In this assessment you will be working on a dataset that represents a set of possible advertisements on internet pages. The original dataset has been sourced from UC Irvine Machine Learning Repository (Kushmerick, 1998). The features encode the geometry of the image (if available) as well as phrases occuring in the URL, the image's URL and alt text, the anchor text, and words occuring near the anchor text. The goal is to predict whether an image is an advertisement ("ad") or not ("nonad"). The data has missing values which needs to be handled.
You will need to prepare the data for mining and perform an exploratory data analysis. The data mining task is to predict whether an image is an advertisement ("ad") or not ("nonad"). An explicit training/test split is not provided so you need to determine a reasonable way of assessing performance. The dataset also has several hundred features (attributes). You need to perform feature reduction to significantly reduce the number of features. Implement at least two different classifiers.

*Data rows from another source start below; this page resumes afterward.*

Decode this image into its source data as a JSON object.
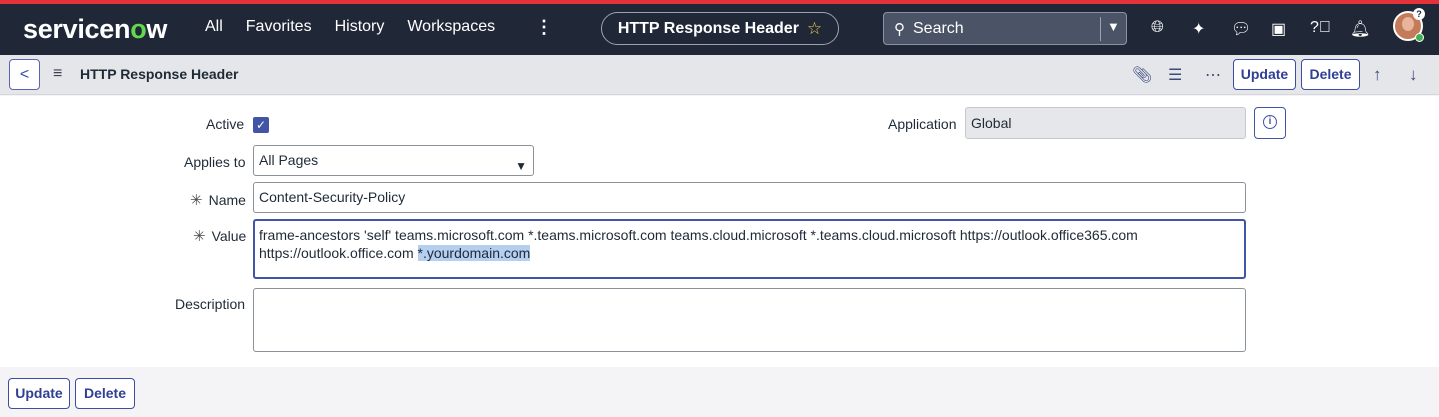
{
  "topnav": {
    "logo": {
      "pre": "servicen",
      "o": "o",
      "post": "w"
    },
    "links": [
      "All",
      "Favorites",
      "History",
      "Workspaces"
    ],
    "more_icon": "more-vertical-icon",
    "current_page": "HTTP Response Header",
    "search_label": "Search",
    "icons": [
      "globe-icon",
      "sparkle-icon",
      "chat-icon",
      "screen-icon",
      "help-icon",
      "bell-icon"
    ]
  },
  "header": {
    "title": "HTTP Response Header",
    "update_label": "Update",
    "delete_label": "Delete"
  },
  "form": {
    "active": {
      "label": "Active",
      "checked": true
    },
    "application": {
      "label": "Application",
      "value": "Global"
    },
    "applies_to": {
      "label": "Applies to",
      "value": "All Pages"
    },
    "name": {
      "label": "Name",
      "value": "Content-Security-Policy"
    },
    "value": {
      "label": "Value",
      "line1": "frame-ancestors 'self' teams.microsoft.com *.teams.microsoft.com teams.cloud.microsoft *.teams.cloud.microsoft https://outlook.office365.com",
      "line2_plain": "https://outlook.office.com ",
      "line2_selected": "*.yourdomain.com"
    },
    "description": {
      "label": "Description",
      "value": ""
    }
  },
  "footer": {
    "update_label": "Update",
    "delete_label": "Delete"
  }
}
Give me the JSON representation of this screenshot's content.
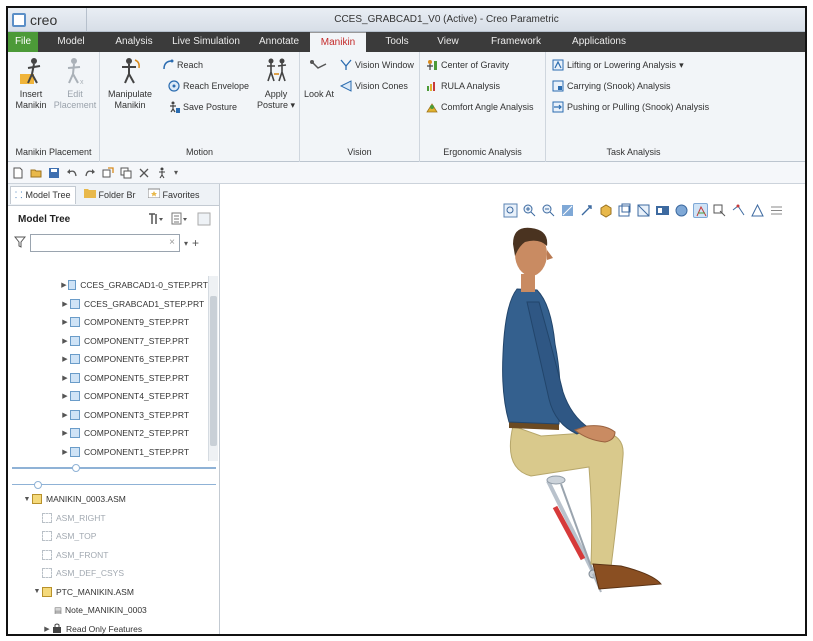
{
  "app": {
    "logo_text": "creo",
    "window_title": "CCES_GRABCAD1_V0 (Active) - Creo Parametric"
  },
  "tabs": [
    {
      "label": "File"
    },
    {
      "label": "Model"
    },
    {
      "label": "Analysis"
    },
    {
      "label": "Live Simulation"
    },
    {
      "label": "Annotate"
    },
    {
      "label": "Manikin"
    },
    {
      "label": "Tools"
    },
    {
      "label": "View"
    },
    {
      "label": "Framework"
    },
    {
      "label": "Applications"
    }
  ],
  "ribbon": {
    "manikin_placement": {
      "group_label": "Manikin Placement",
      "insert_label_1": "Insert",
      "insert_label_2": "Manikin",
      "edit_label_1": "Edit",
      "edit_label_2": "Placement"
    },
    "motion": {
      "group_label": "Motion",
      "manipulate_label_1": "Manipulate",
      "manipulate_label_2": "Manikin",
      "reach": "Reach",
      "reach_envelope": "Reach Envelope",
      "save_posture": "Save Posture",
      "apply_label_1": "Apply",
      "apply_label_2": "Posture"
    },
    "vision": {
      "group_label": "Vision",
      "look_at": "Look At",
      "vision_window": "Vision Window",
      "vision_cones": "Vision Cones"
    },
    "ergonomic": {
      "group_label": "Ergonomic Analysis",
      "center_of_gravity": "Center of Gravity",
      "rula": "RULA Analysis",
      "comfort_angle": "Comfort Angle Analysis"
    },
    "task": {
      "group_label": "Task Analysis",
      "lifting": "Lifting or Lowering Analysis",
      "carrying": "Carrying (Snook) Analysis",
      "pushing": "Pushing or Pulling (Snook) Analysis"
    }
  },
  "left_panel": {
    "tabs": [
      {
        "label": "Model Tree"
      },
      {
        "label": "Folder Br"
      },
      {
        "label": "Favorites"
      }
    ],
    "header": "Model Tree",
    "tree_top": [
      "CCES_GRABCAD1-0_STEP.PRT",
      "CCES_GRABCAD1_STEP.PRT",
      "COMPONENT9_STEP.PRT",
      "COMPONENT7_STEP.PRT",
      "COMPONENT6_STEP.PRT",
      "COMPONENT5_STEP.PRT",
      "COMPONENT4_STEP.PRT",
      "COMPONENT3_STEP.PRT",
      "COMPONENT2_STEP.PRT",
      "COMPONENT1_STEP.PRT"
    ],
    "tree_bottom": {
      "root": "MANIKIN_0003.ASM",
      "planes": [
        "ASM_RIGHT",
        "ASM_TOP",
        "ASM_FRONT",
        "ASM_DEF_CSYS"
      ],
      "sub_asm": "PTC_MANIKIN.ASM",
      "note": "Note_MANIKIN_0003",
      "read_only": "Read Only Features"
    }
  }
}
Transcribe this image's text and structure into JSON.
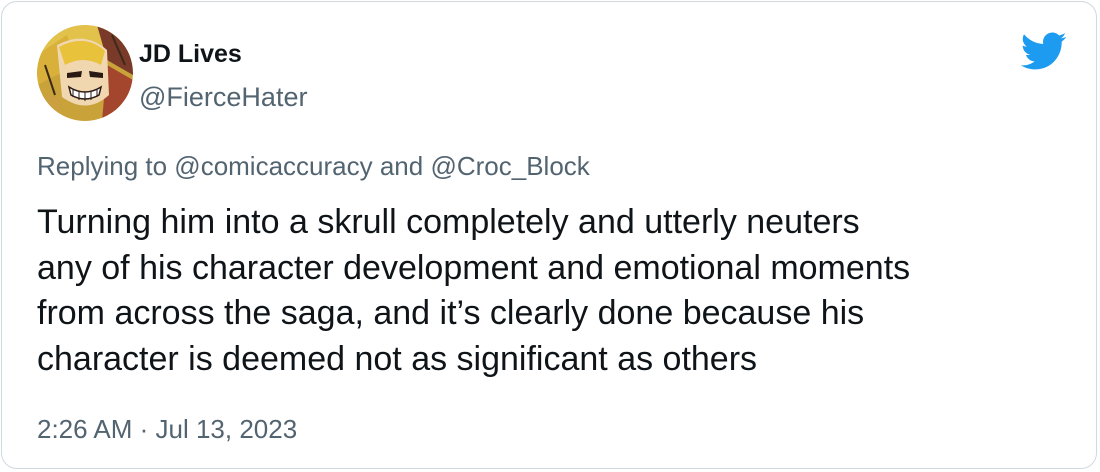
{
  "tweet": {
    "display_name": "JD Lives",
    "handle": "@FierceHater",
    "replying_to": "Replying to @comicaccuracy and @Croc_Block",
    "text_lines": [
      "Turning him into a skrull completely and utterly neuters",
      "any of his character development and emotional moments",
      "from across the saga, and it’s clearly done because his",
      "character is deemed not as significant as others"
    ],
    "timestamp": "2:26 AM · Jul 13, 2023"
  },
  "icons": {
    "brand_logo": "twitter-bird-icon",
    "avatar": "comic-character-avatar"
  },
  "colors": {
    "brand_blue": "#1d9bf0",
    "text_primary": "#0f1419",
    "text_secondary": "#536471",
    "border": "#cfd9de"
  }
}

Challenges: There is an imbalance of the number of data per each class. Also, the number of attributes is very high compared to the size of the dataset hence feature reduction is. One or more of the three continuous features have missing data.
The main goal of this project is to build a machine learning model that, given a set of suitable features, will predict whether the image is an advertisement or not. You may limit the initial set of features to features that encode the geometry of the image (if available) as well as phrases occuring in the URL and the image's URL. A truncated file is available on Moodle. You will still need to perform feature reduction on this dataset.
Dataset Description
There are four image features:
height: continuous
width: continuous
aratio: aspect ratio. continuous.
local: image location 0,1.
There are 457 features for url terms and the values are 0 or 1.

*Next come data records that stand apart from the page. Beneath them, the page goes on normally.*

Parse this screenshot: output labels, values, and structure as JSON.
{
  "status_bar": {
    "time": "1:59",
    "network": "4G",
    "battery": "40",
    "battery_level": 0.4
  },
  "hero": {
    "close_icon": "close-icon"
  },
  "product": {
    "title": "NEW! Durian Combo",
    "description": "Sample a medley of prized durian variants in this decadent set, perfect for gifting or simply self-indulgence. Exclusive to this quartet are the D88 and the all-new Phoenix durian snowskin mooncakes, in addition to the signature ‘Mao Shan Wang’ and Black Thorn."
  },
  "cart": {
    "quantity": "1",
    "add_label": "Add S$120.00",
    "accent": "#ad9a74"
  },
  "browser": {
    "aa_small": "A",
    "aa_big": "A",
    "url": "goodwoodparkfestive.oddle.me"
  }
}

There are 495 features for origurl terms and the values are 0 or 1.
Students are recommended to use the following report structure that address the marking rubric criteria:
Introduction: introduces the case study and the objective
Data understanding: Visualize the data. Explain the data. What preparation methods are required? What feature play important role in your prediction model?

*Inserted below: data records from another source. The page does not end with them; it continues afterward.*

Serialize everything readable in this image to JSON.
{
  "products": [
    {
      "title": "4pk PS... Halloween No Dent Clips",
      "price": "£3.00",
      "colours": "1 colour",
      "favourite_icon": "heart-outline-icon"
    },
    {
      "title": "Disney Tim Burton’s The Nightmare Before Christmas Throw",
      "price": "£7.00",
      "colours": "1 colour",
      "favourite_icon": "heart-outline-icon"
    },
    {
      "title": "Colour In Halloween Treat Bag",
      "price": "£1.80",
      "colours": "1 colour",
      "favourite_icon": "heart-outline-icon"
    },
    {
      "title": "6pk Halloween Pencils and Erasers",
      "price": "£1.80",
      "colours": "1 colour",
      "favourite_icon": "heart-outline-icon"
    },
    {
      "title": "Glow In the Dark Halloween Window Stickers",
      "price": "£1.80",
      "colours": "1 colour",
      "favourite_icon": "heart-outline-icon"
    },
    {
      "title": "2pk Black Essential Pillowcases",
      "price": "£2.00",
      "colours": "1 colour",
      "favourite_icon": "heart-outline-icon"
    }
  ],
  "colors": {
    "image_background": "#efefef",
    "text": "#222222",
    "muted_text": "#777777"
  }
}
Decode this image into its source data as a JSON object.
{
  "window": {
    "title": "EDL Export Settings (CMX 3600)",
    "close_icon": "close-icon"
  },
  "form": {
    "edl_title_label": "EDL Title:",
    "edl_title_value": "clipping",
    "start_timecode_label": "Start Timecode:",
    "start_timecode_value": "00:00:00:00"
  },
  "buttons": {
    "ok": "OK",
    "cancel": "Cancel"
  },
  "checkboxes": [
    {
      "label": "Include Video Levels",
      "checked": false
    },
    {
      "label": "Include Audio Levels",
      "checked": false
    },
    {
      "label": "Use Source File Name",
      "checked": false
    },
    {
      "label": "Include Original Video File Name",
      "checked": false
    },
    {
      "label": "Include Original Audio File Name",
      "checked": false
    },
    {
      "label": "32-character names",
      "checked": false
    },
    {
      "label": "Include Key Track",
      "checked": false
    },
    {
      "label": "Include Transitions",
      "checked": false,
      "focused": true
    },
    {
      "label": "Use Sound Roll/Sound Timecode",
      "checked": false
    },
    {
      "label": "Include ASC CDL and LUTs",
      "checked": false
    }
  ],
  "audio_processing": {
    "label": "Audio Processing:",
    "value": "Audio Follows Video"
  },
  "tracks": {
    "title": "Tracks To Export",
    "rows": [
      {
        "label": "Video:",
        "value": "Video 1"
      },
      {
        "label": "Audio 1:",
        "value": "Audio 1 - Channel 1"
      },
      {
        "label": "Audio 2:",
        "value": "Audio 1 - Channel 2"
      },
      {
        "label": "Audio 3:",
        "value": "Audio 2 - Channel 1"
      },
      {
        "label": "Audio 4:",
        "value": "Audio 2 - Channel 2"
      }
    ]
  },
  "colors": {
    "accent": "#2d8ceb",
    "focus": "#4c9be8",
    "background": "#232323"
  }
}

Model implementation and evaluation: show the screenshot of your implemented models followed by the explanation. How would you improve the performance of your models? Compared the models against each other.
Insights: Discuss the output that you receive for the implemented models. Explain the knowledge and insight about the examples in the dataset.
Conclusion: Conclude the model implementation and the results you receive from them. Highlight the key points in the insights.
References: follow a consistent format and use SISTC recommended referencing style (refer to unit outline)